Files
mercury/compiler/stack_alloc.m
Peter Wang 2ccac171dd Add float registers to the Mercury abstract machine, implemented as an
Branches: main

Add float registers to the Mercury abstract machine, implemented as an
array of MR_Float in the Mercury engine structure.

Float registers are only useful if a Mercury `float' is wider than a word
(i.e. when using double precision floats on 32-bit platforms) so we let them
exist only then.  In other cases floats may simply be passed via the regular
registers, as before.

Currently, higher order calls still require the use of the regular registers
for all arguments.  As all exported procedures are potentially the target of
higher order calls, exported procedures must use only the regular registers for
argument passing.  This can lead to more (un)boxing than if floats were simply
always boxed.  Until this is solved, float registers must be enabled explicitly
with the developer only option `--use-float-registers'.

The other aspect of this change is using two consecutive stack slots to hold a
single double variable.  Without that, the benefit of passing unboxed floats
via dedicated float registers would be largely eroded.


compiler/options.m:
	Add developer option `--use-float-registers'.

compiler/handle_options.m:
	Disable `--use-float-registers' if floats are not wider than words.

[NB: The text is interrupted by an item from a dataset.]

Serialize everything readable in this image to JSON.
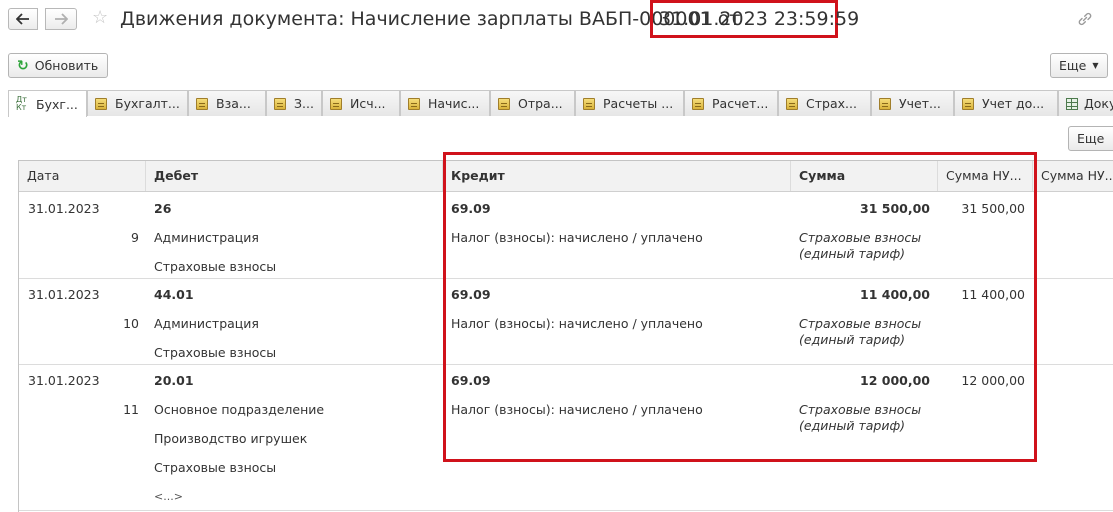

compiler/make_hlds_passes.m:
	If `--use-float-registers' is in effect, enable a previous change that
	allows float constructor arguments to be stored unboxed in structures.

compiler/hlds_llds.m:
	Move `reg_type' here from llds.m and `reg_f' option.

	Add stack slot width to `stack_slot' type.

	Add register type and stack slot width to `abs_locn' type.

	Remember next available float register in `abs_follow_vars'.

compiler/hlds_pred.m:
	Add register type to `arg_loc' type.

compiler/llds.m:
	Add a new kind of lval: double-width stack slots.
	These are used to hold double-precision floating point values only.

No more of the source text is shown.